Forged crankshafts start as a heated billet of steel compressed under enormous pressure in multi-ton presses. That compression aligns the metal’s internal grain structure, producing a more uniform and resilient part. Factory forgings use steel alloys with tensile strengths of 100,000 to 110,000 psi, similar numbers to cast steel on paper. The real difference is in elongation, the material’s ability to flex before it breaks. Forged steel has more than triple the elongation of cast steel, making it far less brittle under shock loads.

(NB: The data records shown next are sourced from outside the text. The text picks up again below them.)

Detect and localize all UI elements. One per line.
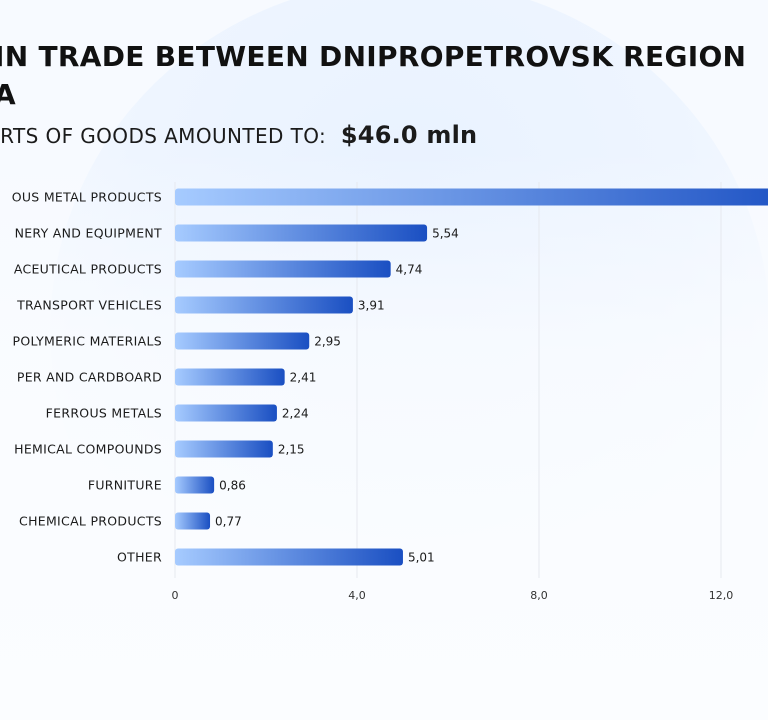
x-tick-label: 8,0 [530, 589, 548, 602]
chart-subtitle: ORTS OF GOODS AMOUNTED TO: $46.0 mln [0, 118, 477, 153]
category-label: TRANSPORT VEHICLES [16, 298, 162, 313]
data-label: 5,01 [408, 551, 435, 565]
bar [175, 440, 273, 458]
bar [175, 188, 768, 206]
category-label: HEMICAL COMPOUNDS [14, 442, 162, 457]
x-tick-label: 12,0 [709, 589, 734, 602]
bar [175, 260, 391, 278]
bar [175, 332, 310, 350]
category-label: CHEMICAL PRODUCTS [19, 514, 162, 529]
labels: 0 4,0 8,0 12,0 OUS METAL PRODUCTS NERY AND EQ… [12, 190, 734, 603]
data-label: 4,74 [396, 263, 423, 277]
category-label: FURNITURE [88, 478, 162, 493]
total-amount: $46.0 mln [340, 121, 478, 149]
subtitle-text: ORTS OF GOODS AMOUNTED TO: [0, 124, 327, 148]
data-label: 2,24 [282, 407, 309, 421]
data-label: 0,77 [215, 515, 242, 529]
bar [175, 548, 403, 566]
category-label: FERROUS METALS [46, 406, 162, 421]
category-label: OTHER [117, 550, 162, 565]
bar [175, 296, 353, 314]
category-label: OUS METAL PRODUCTS [12, 190, 162, 205]
bar [175, 404, 277, 422]
category-label: POLYMERIC MATERIALS [13, 334, 163, 349]
background-fade [0, 150, 768, 720]
data-label: 3,91 [358, 299, 385, 313]
category-label: ACEUTICAL PRODUCTS [14, 262, 162, 277]
data-label: 0,86 [219, 479, 246, 493]
category-label: PER AND CARDBOARD [17, 370, 162, 385]
bar [175, 368, 285, 386]
x-tick-label: 0 [172, 589, 179, 602]
data-label: 2,95 [314, 335, 341, 349]
bars [175, 188, 768, 566]
grid-lines [174, 182, 722, 578]
x-tick-label: 4,0 [348, 589, 366, 602]
bar [175, 512, 211, 530]
bar [175, 224, 428, 242]
chart-title: IN TRADE BETWEEN DNIPROPETROVSK REGION A [0, 40, 747, 111]
data-label: 2,41 [290, 371, 317, 385]
category-label: NERY AND EQUIPMENT [15, 226, 162, 241]
data-label: 5,54 [432, 227, 459, 241]
bar [175, 476, 215, 494]
data-label: 2,15 [278, 443, 305, 457]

High-performance and racing engines almost universally use forged crankshafts for this reason, with alloy steels containing nickel, chromium, and molybdenum for added toughness.
Signs of Crankshaft Problems
Crankshaft damage is uncommon in well-maintained engines, but it’s severe when it happens. The most telltale symptom is a deep knocking or clunking sound from the bottom of the engine. This occurs when the crankshaft journals wear down or the bearings deteriorate, allowing the connecting rods to develop play. The knock is usually loudest under load, like when accelerating uphill.
Other warning signs include a drop in oil pressure (or the oil warning light flickering on), metal shavings visible on the drain plug or in the oil filter, and unusual engine vibration that worsens with speed. A worn or damaged crankshaft can become unbalanced, producing a shake that feels different from a misfire. In the worst case, oil starvation or a collapsed bearing can seize the crankshaft entirely, locking the engine so it won’t turn over at all.
Regular oil changes are the single most important thing you can do to protect your crankshaft. Clean oil at the correct viscosity maintains that paper-thin lubricating film between the journals and bearings. Once that film breaks down, wear accelerates fast, clearances widen, oil pressure drops further, and the cycle compounds until something fails.